Quote Originally Posted by bassin_bug View Post
Have you ever entertained the idea of buying a "Loo" and carrying it on your boat? It's a 5-gallon bucket with a toilet seat on it. All you have to do is add a garbage bag to keep the bucket clean and carry a roll of toilet tissue along. You can also buy a Port-a-Potty for about $50, it even flushes. You would be so cute sitting on that throne while f-n-f.

Maybe you guys need to start shopping instead of fishing. I went to a posh store and had to use the restroom. Lo and behold! When I was finished I got a nice butt washing with a warm spray of water in just the right place. All I had to do was dry my behind, wash my hands and it was back to shopping feeling all nice and fresh.

I don't go near those portable outhouses with blue water down the hole.

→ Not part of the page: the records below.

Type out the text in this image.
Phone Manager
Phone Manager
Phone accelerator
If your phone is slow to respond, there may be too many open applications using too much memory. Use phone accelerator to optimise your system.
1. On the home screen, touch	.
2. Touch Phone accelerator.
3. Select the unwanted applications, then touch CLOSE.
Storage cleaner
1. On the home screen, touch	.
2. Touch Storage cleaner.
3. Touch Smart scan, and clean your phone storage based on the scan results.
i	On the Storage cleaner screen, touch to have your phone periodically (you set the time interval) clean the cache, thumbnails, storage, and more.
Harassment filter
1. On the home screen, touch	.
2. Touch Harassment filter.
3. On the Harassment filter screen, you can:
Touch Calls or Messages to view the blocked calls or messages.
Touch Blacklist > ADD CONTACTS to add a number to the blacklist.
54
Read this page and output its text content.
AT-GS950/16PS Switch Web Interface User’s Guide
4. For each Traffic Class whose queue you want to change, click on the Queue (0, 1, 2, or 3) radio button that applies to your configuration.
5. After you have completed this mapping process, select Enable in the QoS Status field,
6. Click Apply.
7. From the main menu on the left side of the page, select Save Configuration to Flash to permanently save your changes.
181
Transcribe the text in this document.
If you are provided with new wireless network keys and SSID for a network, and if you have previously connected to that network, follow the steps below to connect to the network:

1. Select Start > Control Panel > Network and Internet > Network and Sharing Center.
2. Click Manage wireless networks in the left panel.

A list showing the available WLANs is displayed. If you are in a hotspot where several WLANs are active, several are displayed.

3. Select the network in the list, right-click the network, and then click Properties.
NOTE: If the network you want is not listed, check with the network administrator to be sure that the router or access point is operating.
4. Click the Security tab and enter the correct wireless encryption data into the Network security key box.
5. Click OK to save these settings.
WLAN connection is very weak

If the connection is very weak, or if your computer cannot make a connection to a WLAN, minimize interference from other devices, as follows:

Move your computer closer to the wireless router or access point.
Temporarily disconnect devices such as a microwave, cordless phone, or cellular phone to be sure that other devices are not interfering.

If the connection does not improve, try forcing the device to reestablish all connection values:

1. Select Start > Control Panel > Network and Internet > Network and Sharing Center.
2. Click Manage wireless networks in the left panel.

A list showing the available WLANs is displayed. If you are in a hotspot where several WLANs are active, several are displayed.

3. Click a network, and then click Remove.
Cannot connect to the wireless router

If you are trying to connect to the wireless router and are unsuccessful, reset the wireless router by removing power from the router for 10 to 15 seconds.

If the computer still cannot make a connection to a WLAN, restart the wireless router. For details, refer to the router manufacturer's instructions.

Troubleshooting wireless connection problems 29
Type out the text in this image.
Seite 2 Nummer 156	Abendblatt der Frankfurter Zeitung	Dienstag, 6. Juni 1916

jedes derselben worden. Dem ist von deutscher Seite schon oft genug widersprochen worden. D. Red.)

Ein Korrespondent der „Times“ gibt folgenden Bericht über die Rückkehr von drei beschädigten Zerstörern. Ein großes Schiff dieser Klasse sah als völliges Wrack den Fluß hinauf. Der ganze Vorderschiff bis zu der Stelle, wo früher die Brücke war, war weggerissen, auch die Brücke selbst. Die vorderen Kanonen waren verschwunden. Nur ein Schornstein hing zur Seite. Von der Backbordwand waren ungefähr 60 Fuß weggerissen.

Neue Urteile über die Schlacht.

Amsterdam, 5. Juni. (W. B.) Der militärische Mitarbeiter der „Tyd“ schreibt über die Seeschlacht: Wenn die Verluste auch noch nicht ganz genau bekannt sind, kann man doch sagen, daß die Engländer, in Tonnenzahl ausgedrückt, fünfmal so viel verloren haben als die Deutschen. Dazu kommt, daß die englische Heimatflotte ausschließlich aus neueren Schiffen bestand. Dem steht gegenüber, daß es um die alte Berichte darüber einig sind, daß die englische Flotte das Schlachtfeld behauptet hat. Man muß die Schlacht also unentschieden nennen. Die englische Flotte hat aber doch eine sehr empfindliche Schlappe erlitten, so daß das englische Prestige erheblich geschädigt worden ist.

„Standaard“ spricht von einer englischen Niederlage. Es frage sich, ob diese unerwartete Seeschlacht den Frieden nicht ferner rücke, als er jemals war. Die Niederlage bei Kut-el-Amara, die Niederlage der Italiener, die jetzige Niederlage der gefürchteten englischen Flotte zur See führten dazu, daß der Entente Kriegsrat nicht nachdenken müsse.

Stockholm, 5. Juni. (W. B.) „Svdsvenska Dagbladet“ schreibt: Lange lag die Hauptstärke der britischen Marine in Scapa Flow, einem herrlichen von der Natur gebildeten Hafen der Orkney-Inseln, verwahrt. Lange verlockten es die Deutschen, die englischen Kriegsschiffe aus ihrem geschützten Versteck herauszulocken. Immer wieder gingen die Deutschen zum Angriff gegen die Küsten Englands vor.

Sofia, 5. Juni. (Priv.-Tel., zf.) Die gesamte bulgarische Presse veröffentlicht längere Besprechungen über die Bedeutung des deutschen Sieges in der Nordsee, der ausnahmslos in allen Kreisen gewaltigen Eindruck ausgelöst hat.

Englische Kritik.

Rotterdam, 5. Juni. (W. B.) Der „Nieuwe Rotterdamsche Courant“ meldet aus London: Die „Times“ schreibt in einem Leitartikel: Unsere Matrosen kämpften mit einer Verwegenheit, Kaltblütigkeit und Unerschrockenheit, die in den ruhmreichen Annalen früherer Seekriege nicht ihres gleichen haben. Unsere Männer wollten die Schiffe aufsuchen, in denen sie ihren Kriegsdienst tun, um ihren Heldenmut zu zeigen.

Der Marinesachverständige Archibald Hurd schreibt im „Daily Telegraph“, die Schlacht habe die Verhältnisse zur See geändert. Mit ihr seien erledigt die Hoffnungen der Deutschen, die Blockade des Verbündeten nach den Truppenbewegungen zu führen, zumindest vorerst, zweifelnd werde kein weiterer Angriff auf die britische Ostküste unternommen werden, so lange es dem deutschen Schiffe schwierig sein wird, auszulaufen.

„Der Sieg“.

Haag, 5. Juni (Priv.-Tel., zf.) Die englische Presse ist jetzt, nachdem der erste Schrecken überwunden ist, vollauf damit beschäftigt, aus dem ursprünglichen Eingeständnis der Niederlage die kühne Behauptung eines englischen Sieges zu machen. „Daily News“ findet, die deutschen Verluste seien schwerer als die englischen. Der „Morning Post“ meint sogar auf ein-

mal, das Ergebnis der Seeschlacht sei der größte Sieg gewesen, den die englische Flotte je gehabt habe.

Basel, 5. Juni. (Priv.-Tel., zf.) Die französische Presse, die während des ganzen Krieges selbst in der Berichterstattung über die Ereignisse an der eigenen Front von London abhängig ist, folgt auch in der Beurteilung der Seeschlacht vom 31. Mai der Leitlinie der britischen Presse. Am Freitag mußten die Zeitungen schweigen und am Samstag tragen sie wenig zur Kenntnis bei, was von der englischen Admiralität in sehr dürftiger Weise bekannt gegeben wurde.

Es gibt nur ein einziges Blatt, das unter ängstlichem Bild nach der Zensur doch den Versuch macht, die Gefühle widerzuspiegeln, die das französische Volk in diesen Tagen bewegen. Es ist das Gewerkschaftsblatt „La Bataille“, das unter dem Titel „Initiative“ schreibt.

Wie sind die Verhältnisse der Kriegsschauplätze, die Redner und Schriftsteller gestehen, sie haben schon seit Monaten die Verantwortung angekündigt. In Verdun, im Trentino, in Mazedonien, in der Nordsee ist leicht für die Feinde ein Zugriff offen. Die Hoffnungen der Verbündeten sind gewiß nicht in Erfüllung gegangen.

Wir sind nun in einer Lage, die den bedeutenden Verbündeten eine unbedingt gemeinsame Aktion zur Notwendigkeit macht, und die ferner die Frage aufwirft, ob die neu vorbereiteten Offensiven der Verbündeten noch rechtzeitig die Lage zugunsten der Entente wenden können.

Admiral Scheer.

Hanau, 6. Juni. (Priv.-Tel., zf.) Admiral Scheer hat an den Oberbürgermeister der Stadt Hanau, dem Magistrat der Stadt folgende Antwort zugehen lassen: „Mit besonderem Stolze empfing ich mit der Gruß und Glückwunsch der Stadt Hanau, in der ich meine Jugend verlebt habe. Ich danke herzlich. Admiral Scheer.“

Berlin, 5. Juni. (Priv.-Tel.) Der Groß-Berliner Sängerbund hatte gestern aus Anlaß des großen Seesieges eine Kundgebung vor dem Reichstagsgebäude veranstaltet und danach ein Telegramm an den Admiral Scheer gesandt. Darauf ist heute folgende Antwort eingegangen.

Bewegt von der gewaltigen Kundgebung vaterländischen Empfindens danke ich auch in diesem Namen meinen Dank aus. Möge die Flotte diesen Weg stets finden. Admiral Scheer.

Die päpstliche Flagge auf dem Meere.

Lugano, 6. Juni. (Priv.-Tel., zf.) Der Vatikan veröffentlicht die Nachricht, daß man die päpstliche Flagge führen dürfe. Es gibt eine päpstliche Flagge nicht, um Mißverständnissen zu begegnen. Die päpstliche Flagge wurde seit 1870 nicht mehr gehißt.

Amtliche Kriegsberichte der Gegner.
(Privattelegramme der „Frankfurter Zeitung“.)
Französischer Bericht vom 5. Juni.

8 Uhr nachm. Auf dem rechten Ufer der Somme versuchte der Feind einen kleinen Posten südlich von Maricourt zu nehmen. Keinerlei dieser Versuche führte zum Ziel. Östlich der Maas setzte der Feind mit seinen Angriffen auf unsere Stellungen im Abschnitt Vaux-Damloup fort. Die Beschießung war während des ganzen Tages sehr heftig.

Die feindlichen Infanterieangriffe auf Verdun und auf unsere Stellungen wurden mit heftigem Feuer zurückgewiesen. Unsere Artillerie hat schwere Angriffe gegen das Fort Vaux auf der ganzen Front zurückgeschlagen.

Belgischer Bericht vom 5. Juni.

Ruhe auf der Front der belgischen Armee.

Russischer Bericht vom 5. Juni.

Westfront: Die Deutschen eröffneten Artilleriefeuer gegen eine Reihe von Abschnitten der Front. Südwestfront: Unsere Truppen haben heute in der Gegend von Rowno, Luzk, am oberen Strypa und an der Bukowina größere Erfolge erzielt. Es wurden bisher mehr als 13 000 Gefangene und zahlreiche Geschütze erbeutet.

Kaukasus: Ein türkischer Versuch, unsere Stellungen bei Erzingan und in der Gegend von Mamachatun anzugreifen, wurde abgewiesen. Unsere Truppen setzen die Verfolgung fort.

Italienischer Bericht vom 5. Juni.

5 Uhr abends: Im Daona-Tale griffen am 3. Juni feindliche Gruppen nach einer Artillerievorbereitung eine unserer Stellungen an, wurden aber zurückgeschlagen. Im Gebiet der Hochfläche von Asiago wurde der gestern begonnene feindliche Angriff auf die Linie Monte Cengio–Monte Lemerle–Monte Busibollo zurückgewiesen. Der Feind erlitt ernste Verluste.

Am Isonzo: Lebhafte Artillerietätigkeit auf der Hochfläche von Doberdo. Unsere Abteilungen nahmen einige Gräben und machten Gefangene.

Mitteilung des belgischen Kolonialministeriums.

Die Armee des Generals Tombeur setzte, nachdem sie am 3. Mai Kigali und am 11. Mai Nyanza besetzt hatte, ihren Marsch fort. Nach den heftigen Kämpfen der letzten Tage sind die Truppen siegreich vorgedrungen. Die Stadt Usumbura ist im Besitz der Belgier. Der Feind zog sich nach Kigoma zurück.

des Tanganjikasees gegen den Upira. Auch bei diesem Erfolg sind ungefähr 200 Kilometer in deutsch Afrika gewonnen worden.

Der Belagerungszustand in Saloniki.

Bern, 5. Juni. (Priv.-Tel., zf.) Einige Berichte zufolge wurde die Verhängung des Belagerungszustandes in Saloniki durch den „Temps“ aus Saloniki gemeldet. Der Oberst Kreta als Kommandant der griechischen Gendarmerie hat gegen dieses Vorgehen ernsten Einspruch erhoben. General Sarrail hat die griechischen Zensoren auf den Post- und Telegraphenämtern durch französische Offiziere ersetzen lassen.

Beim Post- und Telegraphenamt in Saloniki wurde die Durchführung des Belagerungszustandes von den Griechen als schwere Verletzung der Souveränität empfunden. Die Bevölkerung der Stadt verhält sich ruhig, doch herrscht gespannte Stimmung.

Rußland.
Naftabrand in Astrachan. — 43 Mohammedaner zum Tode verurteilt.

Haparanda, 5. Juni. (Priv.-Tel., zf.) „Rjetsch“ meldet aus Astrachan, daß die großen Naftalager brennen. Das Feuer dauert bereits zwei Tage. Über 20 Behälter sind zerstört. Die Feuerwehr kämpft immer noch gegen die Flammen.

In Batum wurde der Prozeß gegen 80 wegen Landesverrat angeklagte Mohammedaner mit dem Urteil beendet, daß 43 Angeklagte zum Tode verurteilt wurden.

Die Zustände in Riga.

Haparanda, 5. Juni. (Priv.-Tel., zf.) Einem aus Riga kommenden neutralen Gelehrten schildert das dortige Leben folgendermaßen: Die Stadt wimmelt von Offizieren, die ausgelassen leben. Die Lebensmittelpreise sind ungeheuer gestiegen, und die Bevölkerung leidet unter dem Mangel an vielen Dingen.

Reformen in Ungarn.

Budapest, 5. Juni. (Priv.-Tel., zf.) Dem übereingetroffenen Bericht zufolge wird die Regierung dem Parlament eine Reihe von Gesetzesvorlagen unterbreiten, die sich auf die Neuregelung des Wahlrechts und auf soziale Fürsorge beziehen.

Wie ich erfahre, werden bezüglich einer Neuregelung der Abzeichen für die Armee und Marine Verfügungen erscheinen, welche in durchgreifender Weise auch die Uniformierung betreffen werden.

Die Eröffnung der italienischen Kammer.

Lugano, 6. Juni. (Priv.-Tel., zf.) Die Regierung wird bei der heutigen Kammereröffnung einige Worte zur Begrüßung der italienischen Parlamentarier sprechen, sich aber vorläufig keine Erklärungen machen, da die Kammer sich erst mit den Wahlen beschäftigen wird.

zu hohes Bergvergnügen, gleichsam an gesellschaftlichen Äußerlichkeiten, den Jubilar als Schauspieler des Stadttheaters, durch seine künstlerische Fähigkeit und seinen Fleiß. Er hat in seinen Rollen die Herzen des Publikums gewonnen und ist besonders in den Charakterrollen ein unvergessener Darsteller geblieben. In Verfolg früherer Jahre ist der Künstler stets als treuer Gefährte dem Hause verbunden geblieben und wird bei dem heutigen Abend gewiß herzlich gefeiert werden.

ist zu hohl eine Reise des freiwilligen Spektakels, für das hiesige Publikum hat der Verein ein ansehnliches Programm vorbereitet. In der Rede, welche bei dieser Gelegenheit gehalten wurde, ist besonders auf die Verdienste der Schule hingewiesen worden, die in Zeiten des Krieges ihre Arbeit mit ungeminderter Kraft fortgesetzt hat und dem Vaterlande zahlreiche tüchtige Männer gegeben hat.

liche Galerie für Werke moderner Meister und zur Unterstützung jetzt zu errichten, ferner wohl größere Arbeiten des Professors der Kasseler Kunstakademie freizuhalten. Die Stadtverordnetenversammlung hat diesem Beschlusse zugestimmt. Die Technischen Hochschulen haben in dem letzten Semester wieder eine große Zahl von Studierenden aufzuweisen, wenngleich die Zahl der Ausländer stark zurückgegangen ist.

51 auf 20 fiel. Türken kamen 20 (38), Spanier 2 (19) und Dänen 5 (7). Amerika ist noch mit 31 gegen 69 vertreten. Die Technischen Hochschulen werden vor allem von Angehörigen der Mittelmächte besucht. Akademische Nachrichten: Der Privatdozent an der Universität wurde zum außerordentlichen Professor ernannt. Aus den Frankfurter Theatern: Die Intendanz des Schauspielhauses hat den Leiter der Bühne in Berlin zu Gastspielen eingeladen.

Only demons from Hell have blue pee and they live in those stinking places.
My wife won't go "serious" fishing with me anymore, she says I complain about making the run to an organized facility for her. She hates going over the side, and I can't get her to use the livewell. Hey, my livewell openings are about the right size, and they're easy to flush. I've even offered to get a porta-a-potty, but she declined.

All that is just as well because she likes to talk to me when I'm fishing. The very last thing I want to do is discuss life strategy while I'm dragging a C-rig.

Wife: "Maybe you should quit your job, and we'll move to Charleston. You know how much we love Charleston...what do you think?...Honey?.....Honey?
Me: "Uh whatever you think is best baby doll."
Wife: "You're not listening to me are you?"
Me: "What? Yeah, of course I am."

I fish with guys who want to talk too much, but I can ignore them without worrying about getting in the doghouse.

BTW, If water ever sprays on me from the toilet somebody's takin a ass whoopin. Prolly me, but somebody's gettin one.